At Sunyani, the University of Renewable Energy began from premises constructed in the Kufuor regime for the Forestry School, which was a campus of the University of Science and Technology. In a way, the two universities owe their existence to structures that were largely being used for other purposes.

When Mr. Samuel Okudzeto-Ablakwa, Deputy Minister of Information, who has flogged the 1,700 schools removed from 'Under Trees,' was challenged to produce the list of those schools, he was found wanting. The Presbyterian Church, for instance, took issues with structures belonging to the church that were listed among schools removed under trees.

The single digit inflation remains at best a paper guarantee. It is perhaps only in Ghana, where single digit inflation is recorded at a time the national currency has lost half of its original value. Cost of goods and services, meanwhile, have been rising in treble and quadruple figures.

What most Ghanaians remember most about this administration is corruption, which appears to be the main feature.

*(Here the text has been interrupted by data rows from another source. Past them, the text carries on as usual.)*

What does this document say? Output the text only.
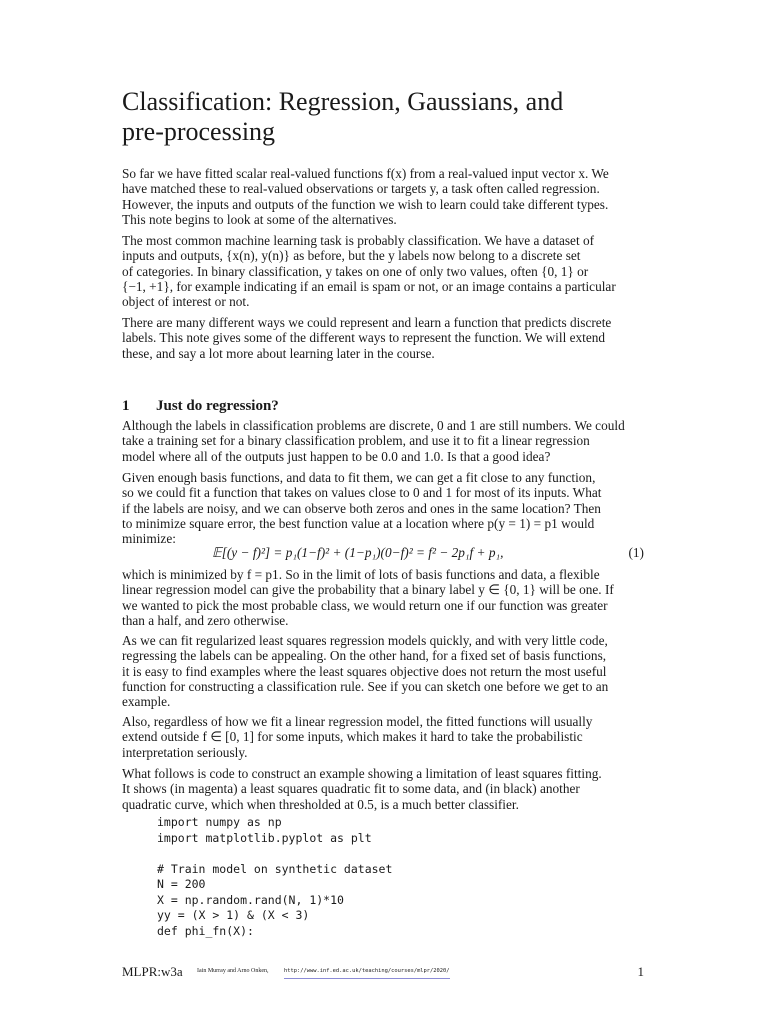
Classification: Regression, Gaussians, and
pre-processing

So far we have fitted scalar real-valued functions f(x) from a real-valued input vector x. We
have matched these to real-valued observations or targets y, a task often called regression.
However, the inputs and outputs of the function we wish to learn could take different types.
This note begins to look at some of the alternatives.

The most common machine learning task is probably classification. We have a dataset of
inputs and outputs, {x(n), y(n)} as before, but the y labels now belong to a discrete set
of categories. In binary classification, y takes on one of only two values, often {0, 1} or
{−1, +1}, for example indicating if an email is spam or not, or an image contains a particular
object of interest or not.

There are many different ways we could represent and learn a function that predicts discrete
labels. This note gives some of the different ways to represent the function. We will extend
these, and say a lot more about learning later in the course.

1 Just do regression?

Although the labels in classification problems are discrete, 0 and 1 are still numbers. We could
take a training set for a binary classification problem, and use it to fit a linear regression
model where all of the outputs just happen to be 0.0 and 1.0. Is that a good idea?

Given enough basis functions, and data to fit them, we can get a fit close to any function,
so we could fit a function that takes on values close to 0 and 1 for most of its inputs. What
if the labels are noisy, and we can observe both zeros and ones in the same location? Then
to minimize square error, the best function value at a location where p(y = 1) = p1 would
minimize:

𝔼[(y − f)²] = p₁(1−f)² + (1−p₁)(0−f)² = f² − 2p₁f + p₁,	(1)

which is minimized by f = p1. So in the limit of lots of basis functions and data, a flexible
linear regression model can give the probability that a binary label y ∈ {0, 1} will be one. If
we wanted to pick the most probable class, we would return one if our function was greater
than a half, and zero otherwise.

As we can fit regularized least squares regression models quickly, and with very little code,
regressing the labels can be appealing. On the other hand, for a fixed set of basis functions,
it is easy to find examples where the least squares objective does not return the most useful
function for constructing a classification rule. See if you can sketch one before we get to an
example.

Also, regardless of how we fit a linear regression model, the fitted functions will usually
extend outside f ∈ [0, 1] for some inputs, which makes it hard to take the probabilistic
interpretation seriously.

What follows is code to construct an example showing a limitation of least squares fitting.
It shows (in magenta) a least squares quadratic fit to some data, and (in black) another
quadratic curve, which when thresholded at 0.5, is a much better classifier.

import numpy as np
import matplotlib.pyplot as plt
# Train model on synthetic dataset
N = 200
X = np.random.rand(N, 1)*10
yy = (X > 1) & (X < 3)
def phi_fn(X):
MLPR:w3a Iain Murray and Arno Onken,	http://www.inf.ed.ac.uk/teaching/courses/mlpr/2020/	1
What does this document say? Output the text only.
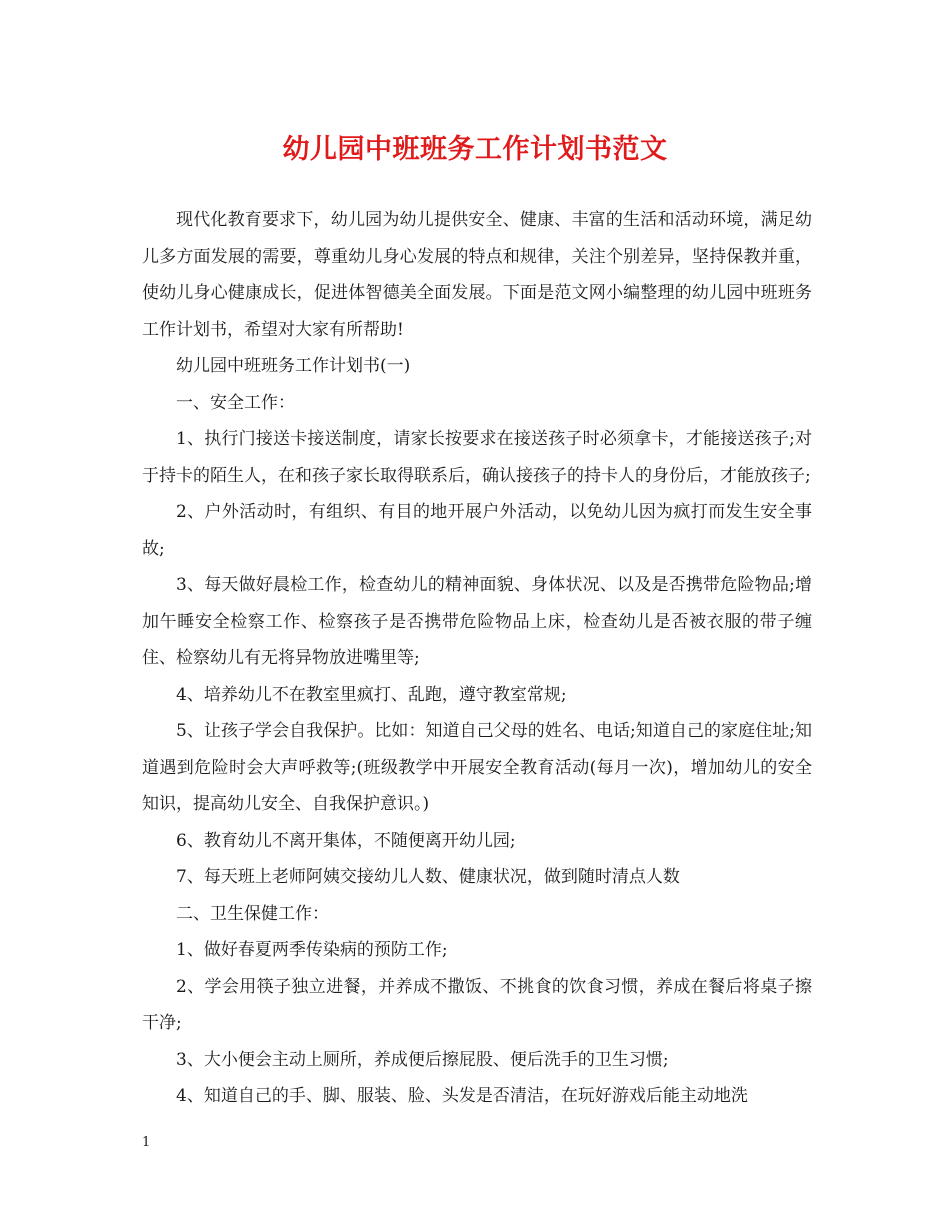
幼儿园中班班务工作计划书范文

现代化教育要求下，幼儿园为幼儿提供安全、健康、丰富的生活和活动环境，满足幼儿多方面发展的需要，尊重幼儿身心发展的特点和规律，关注个别差异，坚持保教并重，使幼儿身心健康成长，促进体智德美全面发展。下面是范文网小编整理的幼儿园中班班务工作计划书，希望对大家有所帮助!

幼儿园中班班务工作计划书(一)

一、安全工作：

1、执行门接送卡接送制度，请家长按要求在接送孩子时必须拿卡，才能接送孩子;对于持卡的陌生人，在和孩子家长取得联系后，确认接孩子的持卡人的身份后，才能放孩子;

2、户外活动时，有组织、有目的地开展户外活动，以免幼儿因为疯打而发生安全事故;

3、每天做好晨检工作，检查幼儿的精神面貌、身体状况、以及是否携带危险物品;增加午睡安全检察工作、检察孩子是否携带危险物品上床，检查幼儿是否被衣服的带子缠住、检察幼儿有无将异物放进嘴里等;

4、培养幼儿不在教室里疯打、乱跑，遵守教室常规;

5、让孩子学会自我保护。比如：知道自己父母的姓名、电话;知道自己的家庭住址;知道遇到危险时会大声呼救等;(班级教学中开展安全教育活动(每月一次)，增加幼儿的安全知识，提高幼儿安全、自我保护意识。)

6、教育幼儿不离开集体，不随便离开幼儿园;

7、每天班上老师阿姨交接幼儿人数、健康状况，做到随时清点人数

二、卫生保健工作：

1、做好春夏两季传染病的预防工作;

2、学会用筷子独立进餐，并养成不撒饭、不挑食的饮食习惯，养成在餐后将桌子擦干净;

3、大小便会主动上厕所，养成便后擦屁股、便后洗手的卫生习惯;

4、知道自己的手、脚、服装、脸、头发是否清洁，在玩好游戏后能主动地洗

1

From Mr. Alfred Agbesi Woyome, who succeeded in collecting GH¢51 million of state money without showing any document that the state had any contract with him, through graft in government, this administration has advertised itself as a scandal-soaked administration.

The only party in Ghana, with a propaganda outfit, the NDC could not even be candid with the health of President J.E.A. Mills until he died. Tomorrow's vote is a referendum on the mal-administration that had characterised four years of lies and misadventure.